Star Wars Day was a couple of days ago, and GIPHY is helping you keep the mood with a bunch of Star Wars GIFs. They’re helpfully organized into several, including character, reaction, and movies/tv.
TechCrunch: Samsung’s new app uses emojis to help people with language disorders communicate. “Created by Samsung Electronics Italia (the company’s Italian subsidiary) and speech therapist Francesca Polini, Wemogee replaces text phrases with emoji combinations and can be used as a messaging app or in face-to-face interactions. It supports English and Italian and will be available for Android on April 28, with an iOS version slated for future release.”
This is a press release from ResponseSource but it’s not very “press-releasy” – Historian uses Google Streetview to find Britain’s “lost” 1930s-era cycleways. “These cycleways were installed beside British roads between 1934 and 1940, but were abandoned after the Second World War.

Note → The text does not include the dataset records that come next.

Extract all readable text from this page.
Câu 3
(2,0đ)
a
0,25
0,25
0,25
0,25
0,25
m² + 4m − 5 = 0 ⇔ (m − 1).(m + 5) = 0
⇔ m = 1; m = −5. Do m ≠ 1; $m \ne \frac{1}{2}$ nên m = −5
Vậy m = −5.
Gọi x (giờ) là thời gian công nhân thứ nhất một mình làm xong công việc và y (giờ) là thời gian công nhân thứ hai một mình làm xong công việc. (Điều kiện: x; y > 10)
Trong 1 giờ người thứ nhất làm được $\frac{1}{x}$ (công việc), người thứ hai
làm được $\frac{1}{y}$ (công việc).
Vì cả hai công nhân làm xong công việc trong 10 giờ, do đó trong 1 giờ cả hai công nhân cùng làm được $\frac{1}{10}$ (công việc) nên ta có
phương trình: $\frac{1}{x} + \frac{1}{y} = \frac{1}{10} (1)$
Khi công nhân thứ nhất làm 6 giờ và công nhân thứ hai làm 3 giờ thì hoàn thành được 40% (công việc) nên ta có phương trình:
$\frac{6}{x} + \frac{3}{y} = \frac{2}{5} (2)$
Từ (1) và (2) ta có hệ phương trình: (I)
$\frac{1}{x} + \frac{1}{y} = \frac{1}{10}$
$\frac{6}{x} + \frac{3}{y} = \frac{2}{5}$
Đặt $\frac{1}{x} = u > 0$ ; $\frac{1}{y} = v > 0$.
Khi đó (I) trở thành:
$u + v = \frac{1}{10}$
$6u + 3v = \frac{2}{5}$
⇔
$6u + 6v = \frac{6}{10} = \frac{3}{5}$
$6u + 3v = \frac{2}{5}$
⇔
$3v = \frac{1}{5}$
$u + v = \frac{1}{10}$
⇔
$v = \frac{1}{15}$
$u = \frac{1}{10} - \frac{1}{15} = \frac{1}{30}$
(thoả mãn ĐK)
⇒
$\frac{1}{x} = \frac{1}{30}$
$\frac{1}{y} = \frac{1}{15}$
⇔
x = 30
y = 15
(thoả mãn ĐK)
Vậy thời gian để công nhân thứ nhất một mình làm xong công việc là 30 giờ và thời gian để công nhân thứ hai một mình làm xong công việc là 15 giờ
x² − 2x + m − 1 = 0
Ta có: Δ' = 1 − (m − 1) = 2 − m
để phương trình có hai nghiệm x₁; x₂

Many were surfaced with red concrete, protected cyclists with kerbs and extended for many miles. They were commissioned by the Ministry of Transport and were built on both sides of the arterial roads constructed in the 1930s. Author and historian Carlton Reid used archive sources to identify the likely locations for the cycleways, and then confirmed their existence not with field walks or even bike rides, but with Google Streetview.”
Wisconsin State Journal: Artist documents roadside memorials though photographs. “Memorials along a roadside aren’t always adorned with fresh-cut flowers or Mylar balloons that instantaneously catch the eye. Sometimes they are simply a petite wooden cross or a weathered stone tucked away in the grass. Regardless of their appearances, however, these spots are sacred to those who tend or create them.”
Hyperallergic: Watch the British Library Digitize One of the World’s Largest Books. “The 1660 Klencke Atlas is among the world’s biggest books, measuring nearly six feet by seven and a half feet when open. So when the British Library digitized the towering tome, it required several people to maneuver it to a platform for its high-resolution photographs.”